Interview on 09/23/25 at 10:00 AM with Staff (Y), Nurse Supervisor, revealed that they were not told about Patient #1 until 09/16/25 at 02:29 AM when the ED was going on lockdown. (Patient #1 absconded/eloped at approximately 12:51 AM). They got an update from the charge nurse and security as to the events that occurred, and that Patient #1 had absconded. The decision for lockdown was between security and Staff (BB), Clinical Nurse Leader. The decision was made by Staff (Y) to go on diversion. After the hospital was put on diversion, Staff (Y) called Staff (U), Administrator on call. Staff (Y) had never had to put the hospital on diversion before this event and Staff (U) expressed that they would handle making the appropriate individuals aware. Staff (Y) called 911 to make them aware of the diversion. Security should have told them about Patient #1 and how the police were refusing to stay with Patient #1. Staff (Y) would have escalated the situation to the police officer's supervisor notifying them an officer would have to stay with Patient #1.

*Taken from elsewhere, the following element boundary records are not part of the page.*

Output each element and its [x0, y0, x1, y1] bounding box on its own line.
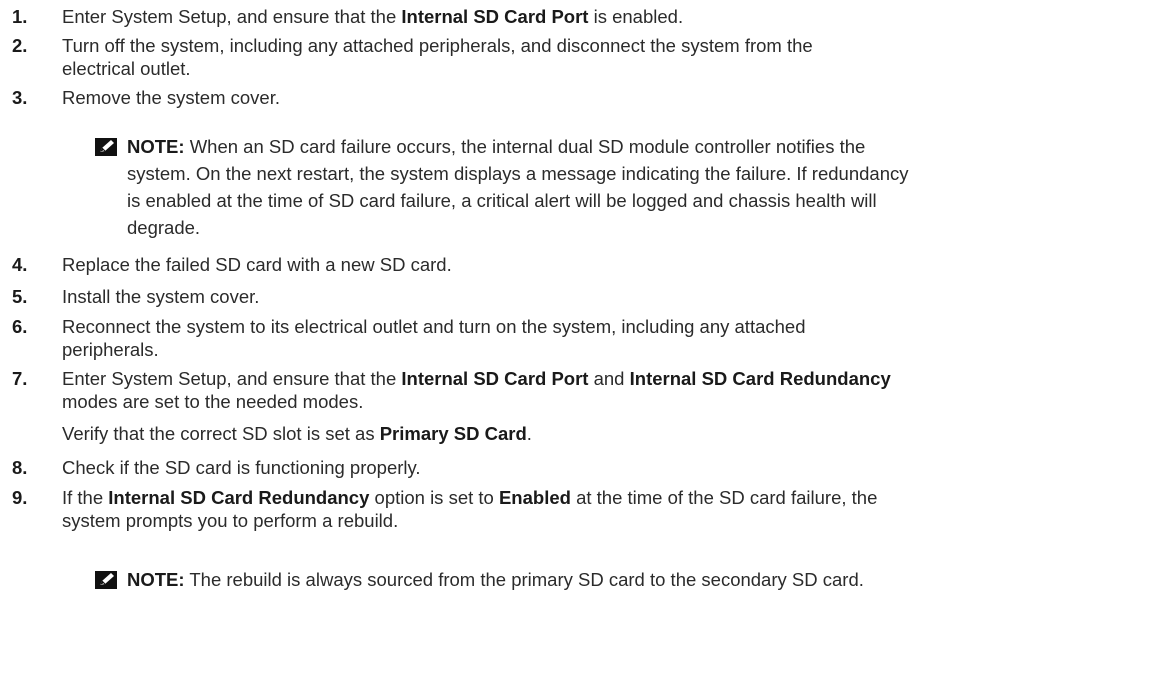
setting-name: Primary SD Card [379, 423, 527, 444]
setting-value: Enabled [498, 487, 571, 508]
step-text-line: Reconnect the system to its electrical o… [62, 316, 806, 337]
step-text: Replace the failed SD card with a new SD… [62, 254, 452, 275]
step-number: 6. [12, 316, 28, 337]
step-number: 4. [12, 254, 28, 275]
step-number: 5. [12, 286, 28, 307]
step-text: option is set to [369, 487, 499, 508]
setting-name: Internal SD Card Port [401, 6, 589, 27]
note-label: NOTE: [127, 569, 185, 590]
step-text-line: modes are set to the needed modes. [62, 391, 364, 412]
note-label: NOTE: [127, 136, 185, 157]
note-text-line: When an SD card failure occurs, the inte… [184, 136, 866, 157]
step-number: 2. [12, 35, 28, 56]
step-7-verify-text: Verify that the correct SD slot is set a… [62, 422, 1152, 445]
step-text-line: peripherals. [62, 339, 159, 360]
step-number: 8. [12, 457, 28, 478]
step-text-line: electrical outlet. [62, 58, 191, 79]
step-text-line: Turn off the system, including any attac… [62, 35, 813, 56]
setting-name: Internal SD Card Redundancy [108, 487, 370, 508]
step-text: Verify that the correct SD slot is set a… [62, 423, 380, 444]
step-text: Remove the system cover. [62, 87, 280, 108]
procedure-document: 1. Enter System Setup, and ensure that t… [0, 0, 1164, 674]
pencil-note-icon [95, 138, 117, 156]
step-text: Check if the SD card is functioning prop… [62, 457, 421, 478]
setting-name: Internal SD Card Port [401, 368, 589, 389]
note-text: The rebuild is always sourced from the p… [184, 569, 864, 590]
step-number: 3. [12, 87, 28, 108]
step-text: at the time of the SD card failure, the [570, 487, 878, 508]
step-text: and [588, 368, 630, 389]
note-text-line: system. On the next restart, the system … [127, 163, 909, 184]
pencil-note-icon [95, 571, 117, 589]
step-text: If the [62, 487, 109, 508]
step-text: Install the system cover. [62, 286, 260, 307]
step-text: . [526, 423, 532, 444]
step-number: 7. [12, 368, 28, 389]
step-number: 9. [12, 487, 28, 508]
step-text-line: system prompts you to perform a rebuild. [62, 510, 399, 531]
note-text-line: is enabled at the time of SD card failur… [127, 190, 877, 211]
setting-name: Internal SD Card Redundancy [629, 368, 891, 389]
step-text: is enabled. [588, 6, 684, 27]
step-number: 1. [12, 6, 28, 27]
note-text-line: degrade. [127, 217, 201, 238]
step-text: Enter System Setup, and ensure that the [62, 368, 402, 389]
step-text: Enter System Setup, and ensure that the [62, 6, 402, 27]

Interview on 09/23/25 at 04:09 PM with Staff (BB), Clinical Nurse Leader, revealed that they did not know Patient #1 was in the ED until Staff (EE), Charge Nurse made them aware that Patient #1 had absconded. Due to the immediate danger, Staff (BB) decided that the hospital needed to go on lockdown for safety. Staff (Y), Nurse Supervisor, was informed about Patient #1 absconding and the lockdown.